When conducting a sentiment analysis Row unstructured data provides us with valuable information for text analytics processes, but it also reveals the emotions that underlie the data. By modifying the approach known as "sentimental analysis," Text analytics is over We can discover the current hot themes on text databases, together with their advantages and disadvantages for the general audience. For instance, if you are a restaurant owner and a customer's feedback review contains the word "spoiled," you can immediately identify the specific negative emotions of your customers through sentimental analysis of this text analytics data, which may also have an impact on your sales. Thus, we can obtain immediately from text analytics data an emotional analysis that may be useful to us.

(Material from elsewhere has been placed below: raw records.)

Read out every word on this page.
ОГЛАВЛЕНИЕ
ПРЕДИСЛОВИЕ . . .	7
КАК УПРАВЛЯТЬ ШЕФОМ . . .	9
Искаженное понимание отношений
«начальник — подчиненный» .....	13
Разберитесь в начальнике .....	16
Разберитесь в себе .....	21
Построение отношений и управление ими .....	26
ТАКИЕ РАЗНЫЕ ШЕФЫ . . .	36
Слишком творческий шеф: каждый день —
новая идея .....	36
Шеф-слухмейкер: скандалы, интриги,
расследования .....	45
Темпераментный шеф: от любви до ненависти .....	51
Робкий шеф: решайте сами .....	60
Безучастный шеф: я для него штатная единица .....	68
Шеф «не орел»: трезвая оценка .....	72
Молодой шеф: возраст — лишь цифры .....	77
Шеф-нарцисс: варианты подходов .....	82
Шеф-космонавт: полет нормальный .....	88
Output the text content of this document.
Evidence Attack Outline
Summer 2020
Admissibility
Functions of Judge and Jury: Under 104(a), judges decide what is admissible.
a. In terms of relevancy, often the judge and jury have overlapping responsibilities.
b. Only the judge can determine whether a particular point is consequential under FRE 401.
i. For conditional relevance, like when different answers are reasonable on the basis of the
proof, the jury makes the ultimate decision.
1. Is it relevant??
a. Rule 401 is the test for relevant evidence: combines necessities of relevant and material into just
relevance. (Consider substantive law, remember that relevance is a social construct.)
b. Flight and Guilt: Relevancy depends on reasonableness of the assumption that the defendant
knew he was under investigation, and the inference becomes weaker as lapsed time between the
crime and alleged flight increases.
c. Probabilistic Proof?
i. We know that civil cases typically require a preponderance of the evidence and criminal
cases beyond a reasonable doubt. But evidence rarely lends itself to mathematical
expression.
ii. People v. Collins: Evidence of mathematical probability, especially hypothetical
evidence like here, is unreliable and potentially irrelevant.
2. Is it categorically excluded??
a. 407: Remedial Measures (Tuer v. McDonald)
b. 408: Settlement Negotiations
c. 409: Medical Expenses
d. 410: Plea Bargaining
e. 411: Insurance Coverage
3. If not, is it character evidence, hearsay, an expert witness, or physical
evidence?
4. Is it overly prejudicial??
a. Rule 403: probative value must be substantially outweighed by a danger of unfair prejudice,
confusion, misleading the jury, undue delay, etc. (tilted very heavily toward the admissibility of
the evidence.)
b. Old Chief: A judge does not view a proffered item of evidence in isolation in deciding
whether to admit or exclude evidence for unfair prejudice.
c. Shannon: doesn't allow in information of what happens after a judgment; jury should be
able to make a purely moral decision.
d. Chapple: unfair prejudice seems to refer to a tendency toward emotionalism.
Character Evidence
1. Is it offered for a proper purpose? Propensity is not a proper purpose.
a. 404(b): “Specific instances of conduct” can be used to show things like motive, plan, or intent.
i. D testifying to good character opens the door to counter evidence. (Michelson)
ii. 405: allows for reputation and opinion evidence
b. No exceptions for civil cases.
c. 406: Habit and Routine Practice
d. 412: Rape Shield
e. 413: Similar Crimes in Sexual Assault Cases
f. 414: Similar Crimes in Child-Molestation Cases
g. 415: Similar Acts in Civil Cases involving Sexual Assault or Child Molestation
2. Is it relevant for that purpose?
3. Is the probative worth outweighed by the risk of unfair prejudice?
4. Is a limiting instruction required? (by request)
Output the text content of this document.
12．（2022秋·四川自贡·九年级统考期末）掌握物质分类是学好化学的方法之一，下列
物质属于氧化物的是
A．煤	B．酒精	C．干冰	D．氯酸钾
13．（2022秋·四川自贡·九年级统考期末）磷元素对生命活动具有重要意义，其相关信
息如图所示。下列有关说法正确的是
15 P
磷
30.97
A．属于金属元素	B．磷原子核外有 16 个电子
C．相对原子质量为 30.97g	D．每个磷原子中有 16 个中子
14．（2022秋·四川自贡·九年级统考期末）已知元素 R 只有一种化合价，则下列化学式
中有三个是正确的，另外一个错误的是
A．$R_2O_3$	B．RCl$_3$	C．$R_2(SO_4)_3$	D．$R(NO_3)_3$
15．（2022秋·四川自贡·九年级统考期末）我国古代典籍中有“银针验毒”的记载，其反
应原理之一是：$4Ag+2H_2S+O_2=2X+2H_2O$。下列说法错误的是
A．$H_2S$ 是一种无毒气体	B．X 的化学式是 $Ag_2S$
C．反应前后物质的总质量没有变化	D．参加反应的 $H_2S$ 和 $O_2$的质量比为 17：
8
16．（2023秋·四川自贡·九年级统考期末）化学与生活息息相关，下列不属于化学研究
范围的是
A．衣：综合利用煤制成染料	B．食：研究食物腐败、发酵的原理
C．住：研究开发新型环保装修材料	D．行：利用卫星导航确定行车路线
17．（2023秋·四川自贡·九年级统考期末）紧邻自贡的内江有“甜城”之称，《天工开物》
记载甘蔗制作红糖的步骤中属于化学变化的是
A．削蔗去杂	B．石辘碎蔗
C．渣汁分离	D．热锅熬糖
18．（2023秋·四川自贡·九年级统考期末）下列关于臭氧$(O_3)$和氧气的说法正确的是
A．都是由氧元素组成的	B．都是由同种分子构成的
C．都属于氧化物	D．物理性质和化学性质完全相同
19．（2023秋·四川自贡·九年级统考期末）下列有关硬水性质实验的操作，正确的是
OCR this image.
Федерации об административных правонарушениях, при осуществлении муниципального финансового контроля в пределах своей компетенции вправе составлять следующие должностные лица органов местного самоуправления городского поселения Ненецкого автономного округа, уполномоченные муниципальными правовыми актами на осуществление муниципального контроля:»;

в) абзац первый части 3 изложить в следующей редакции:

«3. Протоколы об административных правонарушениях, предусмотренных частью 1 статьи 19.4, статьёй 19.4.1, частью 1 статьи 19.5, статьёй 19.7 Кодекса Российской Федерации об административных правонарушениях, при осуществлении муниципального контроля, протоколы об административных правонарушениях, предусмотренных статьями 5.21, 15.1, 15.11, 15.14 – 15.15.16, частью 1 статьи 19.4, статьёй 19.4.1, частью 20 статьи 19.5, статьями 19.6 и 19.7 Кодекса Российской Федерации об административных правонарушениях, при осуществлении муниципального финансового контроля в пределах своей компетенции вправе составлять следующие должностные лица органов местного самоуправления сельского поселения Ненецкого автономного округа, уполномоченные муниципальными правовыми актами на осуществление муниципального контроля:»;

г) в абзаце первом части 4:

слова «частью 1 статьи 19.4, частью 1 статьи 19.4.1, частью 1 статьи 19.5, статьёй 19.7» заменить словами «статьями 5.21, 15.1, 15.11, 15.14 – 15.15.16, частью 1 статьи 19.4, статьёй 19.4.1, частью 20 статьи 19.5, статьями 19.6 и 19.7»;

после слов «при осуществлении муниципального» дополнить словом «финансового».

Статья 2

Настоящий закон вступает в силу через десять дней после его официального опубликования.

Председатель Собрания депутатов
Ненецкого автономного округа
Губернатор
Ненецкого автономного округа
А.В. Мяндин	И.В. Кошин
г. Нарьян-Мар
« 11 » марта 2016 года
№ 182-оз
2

We may undertake competitor analysis for a specific product or service by employing sentiment analysis for text analytics. For example, we can find out why consumers choose to purchase a particular product from a competitor's website rather than ours. This approach can also yield such analytics. Since many consumers in the market are extremely cost sensitive, this procedure has produced real-time reports concerning product sales and purchases, which are particularly helpful for higher management when making decisions regarding costs.
Static Pages and other sections :
These static pages will be available in project Sentiment Analysis for Text Analytics
- Home Page with good UI
- Home Page will contain an animated slider for images banner
- About us page will be available which will describe about the project
- Contact us page will be available in the project
Technology Used in the project Sentiment Analysis for Text Analytics
We have developed this project using the below technology
- HTML : Page layout has been designed in HTML
- CSS : CSS has been used for all the desigining part
- JavaScript : All the validation task and animations has been developed by JavaScript
- Python : All the business logic has been implemented in Python
- MySQL : MySQL database has been used as database for the project
- Django : Project has been developed over the Django Framework
- Python Library : We have used numpy, nltk, pyparsing, PySocks python library
Supported Operating System
We can configure this project on following operating system.
- Windows : This project can easily be configured on windows operating system. For running this project on Windows system, you will have to install Python 3, PIP, Django.
- Linux : We can run this project also on all versions of Linux operating system
- Mac : We can also easily configured this project on Mac operating system.